Na siódmym miejscu Robert Kubica ukończył prolog rajdu San Martino di Castrozza we Włoszech. To drugi start Polaka po powrocie do ścigania. Przed tygodniem był bezkonkurencyjny w zawodach Ronde Gomitolo di Lana, wyprzedzając rywali o ponad 50 sekund.
Na trasach San Martino załoga Kubica - Gerber walczy z dużo bardziej doświadczonymi rywalami niż przed tygodniem. Rajd zaliczany jest do Pucharu Asfaltów, który rozgrywany jest przy okazji mistrzostw Włoch. Na liście startowej znalazło się 31 samochodów, sześć spośród nich, oprócz Subaru Imprezy polskiego duetu, zaliczanych jest do klasy WRC.

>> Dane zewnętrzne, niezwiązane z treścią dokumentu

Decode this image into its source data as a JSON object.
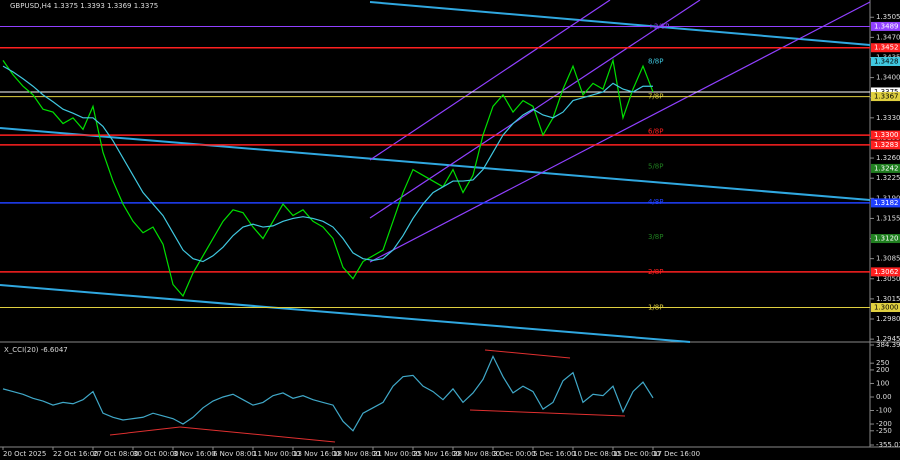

Najszybszy na krótkim, niespełna dwukilometrowym prologu, był Włoch Paolo Porro (Ford Focus WRC). Kubica stracił do niego 5,4 sekundy. Piątkowe zmagania były tylko przetarciem przed prawdziwym ściganiem. W sobotę na kierowców czekają cztery odcinki specjalne - zawodnicy dwukrotnie przejadą oesy Manghen (15 kilometrów) i Val Malene (26 kilometrów).
Przed tygodniem Kubica wrócił do sportu, ścigając się w rajdzie Ronde Gomitolo di Lana. Był to pierwszy start polskiego kierowcy od lutego 2011 roku, kiedy uległ poważnemu wypadkowi podczas rajdu Ronde di Andora. Polak pewnie wygrał lokalne zawody w Piemoncie, uzyskując czas o prawie minutę lepszy od rywali. Startował Subaru Imprezą, a jego pilotem był Włoch Giuliano Manfredi. Podczas rajdu sportowiec powiedział, że marzył o powrocie do sportu, a starty w rajdach są obecnie dla niego częścią rehabilitacji. Przyznał też, że ciągle marzy o powrocie do Formuły 1, ale nie jest w stanie podać żadnej konkretnej daty.
W lutym 2011 roku Polak miał bardzo poważny wypadek na trasie rajdu Ronde di Andora. Sportowiec rozbił auto o metalową barierę. Jej źle przytwierdzony fragment przebił karoserię i niemal zmiażdżył dłoń i łokieć kierowcy. Polak doznał też licznych obrażeń ciała. W konsekwencji przeszedł kilkanaście operacji. Media spekulowały, czy Kubica w ogóle wróci do sportu.